Using Amazon S3 will result in additional latency compared to local storage. You’ll have to go through the internet every time to retrieve and use them. This latency can increase even more with geographical location distance. Even if your server is running on Amazon EC2, you will experience higher latency compared to physically attached local storage.

Some companies simply do not feel comfortable storing sensitive data outside their organization. Whatever the reasoning, the primary alternative is to use local storage.

Local storage – close to home

Storing your objects locally gives you two major advantages that counter the shortcomings of Amazon S3 mentioned above. You’ll get unparalleled low latency if you hook directly into your local storage infrastructure. Also, your privacy is yours to manage, so you can customize it to meet all your demands and requirements.

Keep in mind that this comes with quite a few costs, of which the greatest is time. You’ll have to deal with all of this directly and there’s no other option. Additionally, local storage does bring a few other downsides with it:

  • Server processing load and size – In some cases, you can’t really anticipate the server load and storage size. Unfortunately, local storage will force you to “guess” this. If your guess is off, you risk running out of capacity at the worst possible time.
  • Accessibility – If your local storage works, everything is great. However, if it fails or experiences downtime, the cause is likely going to be more serious. Resolving this takes precious time.
  • Backup – Organizing backups is not a big deal in and of itself, but you’ll definitely require storage capacity for backup images. More costs, more work.

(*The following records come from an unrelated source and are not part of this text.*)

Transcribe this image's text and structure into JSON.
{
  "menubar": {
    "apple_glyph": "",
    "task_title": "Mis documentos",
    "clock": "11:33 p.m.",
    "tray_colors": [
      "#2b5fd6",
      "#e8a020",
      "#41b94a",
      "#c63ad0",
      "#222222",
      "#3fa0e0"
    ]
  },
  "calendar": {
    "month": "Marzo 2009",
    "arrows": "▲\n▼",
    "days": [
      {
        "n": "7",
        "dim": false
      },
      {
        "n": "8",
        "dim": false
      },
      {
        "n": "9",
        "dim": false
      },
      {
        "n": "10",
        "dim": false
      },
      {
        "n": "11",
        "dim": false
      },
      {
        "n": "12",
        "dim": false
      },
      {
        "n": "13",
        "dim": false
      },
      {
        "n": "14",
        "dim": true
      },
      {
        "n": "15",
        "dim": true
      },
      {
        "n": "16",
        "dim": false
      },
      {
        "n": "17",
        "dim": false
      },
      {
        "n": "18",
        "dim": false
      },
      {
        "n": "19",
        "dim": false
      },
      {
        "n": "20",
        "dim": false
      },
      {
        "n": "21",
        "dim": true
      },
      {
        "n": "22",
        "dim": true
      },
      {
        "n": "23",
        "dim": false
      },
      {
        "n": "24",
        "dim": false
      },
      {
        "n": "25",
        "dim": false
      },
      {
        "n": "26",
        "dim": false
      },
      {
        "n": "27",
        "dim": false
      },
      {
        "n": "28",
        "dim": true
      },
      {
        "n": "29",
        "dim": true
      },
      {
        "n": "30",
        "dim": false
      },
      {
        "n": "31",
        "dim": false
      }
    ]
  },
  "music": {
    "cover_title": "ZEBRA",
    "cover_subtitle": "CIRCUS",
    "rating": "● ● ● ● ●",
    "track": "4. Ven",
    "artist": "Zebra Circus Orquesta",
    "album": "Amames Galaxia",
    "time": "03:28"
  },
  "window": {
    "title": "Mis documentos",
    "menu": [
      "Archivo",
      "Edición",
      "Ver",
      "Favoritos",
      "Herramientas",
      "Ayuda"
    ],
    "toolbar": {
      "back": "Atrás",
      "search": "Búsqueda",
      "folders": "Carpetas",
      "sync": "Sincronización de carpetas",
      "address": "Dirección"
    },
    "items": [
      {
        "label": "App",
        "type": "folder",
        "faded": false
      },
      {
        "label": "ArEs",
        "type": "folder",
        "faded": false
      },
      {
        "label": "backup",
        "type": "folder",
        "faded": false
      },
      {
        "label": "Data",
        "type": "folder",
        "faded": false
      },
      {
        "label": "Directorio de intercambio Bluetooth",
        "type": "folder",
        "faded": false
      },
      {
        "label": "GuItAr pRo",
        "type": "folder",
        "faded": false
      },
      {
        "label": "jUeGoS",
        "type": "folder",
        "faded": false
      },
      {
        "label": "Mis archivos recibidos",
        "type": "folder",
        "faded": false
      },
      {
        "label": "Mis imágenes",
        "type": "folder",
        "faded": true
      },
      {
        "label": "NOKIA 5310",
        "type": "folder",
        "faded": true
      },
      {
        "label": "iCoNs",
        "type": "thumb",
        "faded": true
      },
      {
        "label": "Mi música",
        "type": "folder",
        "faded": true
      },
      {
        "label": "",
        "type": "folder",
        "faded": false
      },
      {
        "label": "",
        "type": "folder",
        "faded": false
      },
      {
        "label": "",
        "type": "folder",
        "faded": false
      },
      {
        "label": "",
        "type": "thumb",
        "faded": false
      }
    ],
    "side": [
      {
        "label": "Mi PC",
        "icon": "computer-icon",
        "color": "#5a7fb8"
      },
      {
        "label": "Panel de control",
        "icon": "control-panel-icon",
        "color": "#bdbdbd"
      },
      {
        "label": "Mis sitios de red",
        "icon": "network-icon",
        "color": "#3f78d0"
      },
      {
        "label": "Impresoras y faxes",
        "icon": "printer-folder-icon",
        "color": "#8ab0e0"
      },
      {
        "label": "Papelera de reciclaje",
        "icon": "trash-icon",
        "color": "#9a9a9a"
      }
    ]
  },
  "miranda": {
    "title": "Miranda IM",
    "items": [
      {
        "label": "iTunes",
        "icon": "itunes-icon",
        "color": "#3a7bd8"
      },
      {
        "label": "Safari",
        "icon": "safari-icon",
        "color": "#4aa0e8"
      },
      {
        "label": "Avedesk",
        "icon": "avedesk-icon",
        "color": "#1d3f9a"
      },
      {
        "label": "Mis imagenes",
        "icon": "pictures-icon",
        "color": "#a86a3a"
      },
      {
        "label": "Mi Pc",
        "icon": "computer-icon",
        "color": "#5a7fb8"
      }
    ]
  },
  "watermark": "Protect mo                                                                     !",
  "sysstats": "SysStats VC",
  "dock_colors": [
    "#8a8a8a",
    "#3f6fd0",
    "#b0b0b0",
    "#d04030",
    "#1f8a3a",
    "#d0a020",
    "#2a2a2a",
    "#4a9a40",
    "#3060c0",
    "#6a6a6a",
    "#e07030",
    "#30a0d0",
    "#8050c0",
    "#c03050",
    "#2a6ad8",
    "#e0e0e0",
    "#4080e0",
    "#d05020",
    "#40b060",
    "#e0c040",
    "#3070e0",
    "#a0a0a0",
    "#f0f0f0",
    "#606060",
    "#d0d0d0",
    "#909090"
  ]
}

The verdict – Amazon S3 or local storage?

The Amazon S3 versus local storage debate will continue for the next couple of years. In the end, the needs of your organization will likely dictate which option you’ll choose. Undeniably, business processes and consumer trends are favoring the cloud, and Amazon S3 is the leading choice. So, if you’re just getting started, or you’re expecting to grow rapidly, Amazon S3 would still be your best bet.